Over the last few weeks, I have been tinkering with Harvester upgrades in my homelab. Harvester v1.4.1 just came out, and I was eager to upgrade my cluster running v1.4.0. But it got stuck during the upgrade.
Almost since the beginning of my Harvester journey, my upgrades always get stuck at a node being in a pre-drained state.
The issue is addressed here, and is related to Longhorn.

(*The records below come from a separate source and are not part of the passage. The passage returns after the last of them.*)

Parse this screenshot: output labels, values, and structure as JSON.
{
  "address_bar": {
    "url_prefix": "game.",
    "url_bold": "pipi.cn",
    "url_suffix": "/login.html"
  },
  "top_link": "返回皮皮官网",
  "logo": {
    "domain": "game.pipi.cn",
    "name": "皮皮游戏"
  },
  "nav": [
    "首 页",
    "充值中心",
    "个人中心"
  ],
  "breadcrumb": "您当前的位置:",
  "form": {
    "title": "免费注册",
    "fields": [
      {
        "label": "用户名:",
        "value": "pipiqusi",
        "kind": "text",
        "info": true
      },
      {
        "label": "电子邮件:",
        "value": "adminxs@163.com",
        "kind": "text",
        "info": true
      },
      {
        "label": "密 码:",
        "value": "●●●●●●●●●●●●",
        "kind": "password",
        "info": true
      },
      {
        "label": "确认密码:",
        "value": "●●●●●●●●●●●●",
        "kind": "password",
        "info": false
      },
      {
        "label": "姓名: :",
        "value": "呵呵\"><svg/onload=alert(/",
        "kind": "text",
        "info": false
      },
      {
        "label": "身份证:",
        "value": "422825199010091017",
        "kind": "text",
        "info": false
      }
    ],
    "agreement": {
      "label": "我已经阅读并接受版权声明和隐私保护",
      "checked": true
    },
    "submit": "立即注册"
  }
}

It’s odd to me that this issue continues to pop up. I have seen it on the following paths:
v1.2.0 → v1.2.1
v1.2.1 → v1.2.2
v1.2.2 → v1.3.1
v1.4.0 → v1.4.1
It really is a simple fix:
Identify the stuck node
Log into the management node and run the following command:
export TARGET_NODE="name-of-node-that-is-stuck"
kubectl get pods \
--namespace longhorn-system \
--field-selector spec.nodeName=${TARGET_NODE} \
-o custom-columns=":metadata.name" \
--no-headers \
| grep "instance-manager" \
| while read pod; do
kubectl delete poddisruptionbudget $pod -n longhorn-system
done
After that, you will have to repeat for each stuck node.
Anyway, maybe this will help someone.
Cheers,
Joe